I've tried using the standard basis $\beta=\{(1,0), (0,1)\}$ and getting $$[T]_\beta= \begin{bmatrix} -2 & 3\\ -10 & 9 \end{bmatrix} $$ which is not a diagonal matrix.
When I deal with this type of exercises, if I find a basis such that $[T]_\beta$ is diagonal, the diagonal elements are the eigenvalues and I don't need to write the characteristic polynomial anymore, right?
In the case $[T]_\beta$ is not a diagonal matrix, can I still use it to write the characteristic polynomial $p(\lambda)=\det([T]_\beta-\lambda I_2)$ and then find the eigenvalues and write the corresponding diagonal matrix $D$? Is this procedure valid for any chosen basis $\beta$ and the corresponding $[T]_\beta$?

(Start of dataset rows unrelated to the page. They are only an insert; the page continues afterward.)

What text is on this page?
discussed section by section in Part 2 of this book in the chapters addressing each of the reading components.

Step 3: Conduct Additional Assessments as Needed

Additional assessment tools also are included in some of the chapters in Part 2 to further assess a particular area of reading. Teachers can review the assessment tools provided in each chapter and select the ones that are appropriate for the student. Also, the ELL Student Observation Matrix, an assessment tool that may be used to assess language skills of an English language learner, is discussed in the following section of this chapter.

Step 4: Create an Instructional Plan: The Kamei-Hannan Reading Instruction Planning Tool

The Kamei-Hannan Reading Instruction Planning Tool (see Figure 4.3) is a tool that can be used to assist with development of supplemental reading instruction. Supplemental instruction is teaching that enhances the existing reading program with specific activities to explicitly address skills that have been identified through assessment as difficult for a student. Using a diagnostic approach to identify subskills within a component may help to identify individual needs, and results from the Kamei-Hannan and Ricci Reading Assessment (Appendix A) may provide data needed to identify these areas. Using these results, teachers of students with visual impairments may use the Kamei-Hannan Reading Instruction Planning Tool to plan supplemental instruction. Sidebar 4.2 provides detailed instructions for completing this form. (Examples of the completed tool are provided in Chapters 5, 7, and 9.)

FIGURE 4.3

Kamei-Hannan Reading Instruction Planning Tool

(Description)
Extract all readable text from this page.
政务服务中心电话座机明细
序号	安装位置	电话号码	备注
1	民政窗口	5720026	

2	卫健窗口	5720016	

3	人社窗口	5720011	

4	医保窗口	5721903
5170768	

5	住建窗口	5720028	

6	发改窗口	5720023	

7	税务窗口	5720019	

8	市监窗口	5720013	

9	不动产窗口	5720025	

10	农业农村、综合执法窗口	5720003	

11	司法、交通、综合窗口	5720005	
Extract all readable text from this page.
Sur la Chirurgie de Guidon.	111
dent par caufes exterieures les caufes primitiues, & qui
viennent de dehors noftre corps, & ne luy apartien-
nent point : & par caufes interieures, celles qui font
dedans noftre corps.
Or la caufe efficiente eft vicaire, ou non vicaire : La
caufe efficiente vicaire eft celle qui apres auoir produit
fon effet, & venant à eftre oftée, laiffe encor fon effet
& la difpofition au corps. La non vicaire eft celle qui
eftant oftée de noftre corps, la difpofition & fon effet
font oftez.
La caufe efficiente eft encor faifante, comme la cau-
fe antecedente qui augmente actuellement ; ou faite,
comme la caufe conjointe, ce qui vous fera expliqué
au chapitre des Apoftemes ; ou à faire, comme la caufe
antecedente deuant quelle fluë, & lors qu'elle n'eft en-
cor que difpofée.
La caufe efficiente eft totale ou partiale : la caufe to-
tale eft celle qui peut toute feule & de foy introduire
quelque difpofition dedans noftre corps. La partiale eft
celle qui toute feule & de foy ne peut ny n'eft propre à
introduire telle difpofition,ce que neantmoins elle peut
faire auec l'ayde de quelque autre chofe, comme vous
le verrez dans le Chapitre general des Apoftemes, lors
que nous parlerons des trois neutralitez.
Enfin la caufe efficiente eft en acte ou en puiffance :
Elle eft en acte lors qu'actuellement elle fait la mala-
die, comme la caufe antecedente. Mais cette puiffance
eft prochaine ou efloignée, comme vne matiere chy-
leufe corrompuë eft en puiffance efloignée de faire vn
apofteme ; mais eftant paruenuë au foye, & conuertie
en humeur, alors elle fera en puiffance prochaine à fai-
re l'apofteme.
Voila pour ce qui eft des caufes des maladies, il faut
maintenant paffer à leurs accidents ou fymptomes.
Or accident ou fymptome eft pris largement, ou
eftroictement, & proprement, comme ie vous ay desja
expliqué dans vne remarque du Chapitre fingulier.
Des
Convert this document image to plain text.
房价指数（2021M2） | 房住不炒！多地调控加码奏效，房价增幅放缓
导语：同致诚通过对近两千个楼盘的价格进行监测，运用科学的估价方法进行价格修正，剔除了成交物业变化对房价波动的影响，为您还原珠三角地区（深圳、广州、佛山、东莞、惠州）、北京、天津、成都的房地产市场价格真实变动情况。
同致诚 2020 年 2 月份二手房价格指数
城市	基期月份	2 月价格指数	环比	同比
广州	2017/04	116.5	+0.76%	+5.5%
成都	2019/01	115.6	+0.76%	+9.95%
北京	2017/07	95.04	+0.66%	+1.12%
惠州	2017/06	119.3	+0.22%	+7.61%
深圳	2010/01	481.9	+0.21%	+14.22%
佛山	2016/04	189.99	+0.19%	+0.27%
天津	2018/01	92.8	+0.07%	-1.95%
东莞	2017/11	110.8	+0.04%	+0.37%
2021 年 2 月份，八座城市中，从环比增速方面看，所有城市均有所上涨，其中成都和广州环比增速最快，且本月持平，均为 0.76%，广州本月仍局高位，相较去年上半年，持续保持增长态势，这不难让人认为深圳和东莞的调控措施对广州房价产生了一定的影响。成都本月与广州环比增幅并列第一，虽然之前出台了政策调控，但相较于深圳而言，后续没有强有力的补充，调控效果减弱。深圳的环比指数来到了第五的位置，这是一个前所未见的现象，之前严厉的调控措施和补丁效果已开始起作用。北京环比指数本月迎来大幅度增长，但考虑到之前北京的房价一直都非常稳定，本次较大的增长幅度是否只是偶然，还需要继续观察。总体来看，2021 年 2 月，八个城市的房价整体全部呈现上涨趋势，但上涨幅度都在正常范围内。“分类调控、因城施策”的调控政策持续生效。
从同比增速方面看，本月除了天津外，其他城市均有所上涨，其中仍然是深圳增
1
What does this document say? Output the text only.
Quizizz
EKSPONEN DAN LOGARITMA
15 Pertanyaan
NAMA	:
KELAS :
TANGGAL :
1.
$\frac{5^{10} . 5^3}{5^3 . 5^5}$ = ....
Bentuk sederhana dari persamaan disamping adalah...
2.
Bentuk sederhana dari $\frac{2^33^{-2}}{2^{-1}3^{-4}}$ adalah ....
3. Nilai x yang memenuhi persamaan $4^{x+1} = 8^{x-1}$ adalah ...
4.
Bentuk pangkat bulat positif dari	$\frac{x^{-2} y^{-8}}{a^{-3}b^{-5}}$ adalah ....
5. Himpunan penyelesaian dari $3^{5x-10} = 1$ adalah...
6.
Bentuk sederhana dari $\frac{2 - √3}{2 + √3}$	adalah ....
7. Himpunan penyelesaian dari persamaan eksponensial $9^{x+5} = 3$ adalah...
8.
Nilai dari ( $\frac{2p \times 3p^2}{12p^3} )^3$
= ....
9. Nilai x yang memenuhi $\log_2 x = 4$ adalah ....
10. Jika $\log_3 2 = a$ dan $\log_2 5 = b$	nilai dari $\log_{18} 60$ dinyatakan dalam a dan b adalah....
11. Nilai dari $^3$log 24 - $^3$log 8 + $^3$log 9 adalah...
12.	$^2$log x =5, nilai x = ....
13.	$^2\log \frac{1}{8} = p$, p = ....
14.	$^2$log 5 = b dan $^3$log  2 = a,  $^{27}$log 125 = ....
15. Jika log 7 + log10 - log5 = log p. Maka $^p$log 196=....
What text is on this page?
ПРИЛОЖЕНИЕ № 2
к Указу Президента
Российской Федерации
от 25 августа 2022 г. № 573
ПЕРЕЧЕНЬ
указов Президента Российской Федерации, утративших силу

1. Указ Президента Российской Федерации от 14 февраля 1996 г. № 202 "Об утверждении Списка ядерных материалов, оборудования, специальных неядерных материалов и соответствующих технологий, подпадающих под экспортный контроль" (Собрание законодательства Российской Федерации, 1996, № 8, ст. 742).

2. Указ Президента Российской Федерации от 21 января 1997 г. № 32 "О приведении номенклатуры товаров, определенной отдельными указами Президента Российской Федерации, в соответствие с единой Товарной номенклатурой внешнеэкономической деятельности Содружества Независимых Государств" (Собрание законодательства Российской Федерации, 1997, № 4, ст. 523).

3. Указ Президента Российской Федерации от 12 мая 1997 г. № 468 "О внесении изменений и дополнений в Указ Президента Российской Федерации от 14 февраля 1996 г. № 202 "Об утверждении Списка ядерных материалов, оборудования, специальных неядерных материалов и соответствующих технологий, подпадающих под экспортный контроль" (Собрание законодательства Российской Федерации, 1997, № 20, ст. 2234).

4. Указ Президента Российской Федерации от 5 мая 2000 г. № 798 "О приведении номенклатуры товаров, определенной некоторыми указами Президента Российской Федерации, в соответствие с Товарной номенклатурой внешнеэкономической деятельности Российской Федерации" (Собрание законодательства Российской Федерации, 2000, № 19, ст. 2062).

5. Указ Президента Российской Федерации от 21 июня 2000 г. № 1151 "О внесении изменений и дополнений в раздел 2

Yes, it is valid for any choosen basis $\beta$ and the corresponding $[T]_{\beta} $. And this is the general rule for finding characteristics polynomial and for finding the eigenvalue,$\det([T]_\beta-\lambda I_2) = 0 $
And here one thing, you can't write a $[T]_{\beta} $ as a diagonal matrix, if it is not diagonal with respect to $\beta $. In stead, you can find diagonal matrix similar to $[T]_{\beta} $ , whenever $[T]_{\beta} $ is diagonalizable.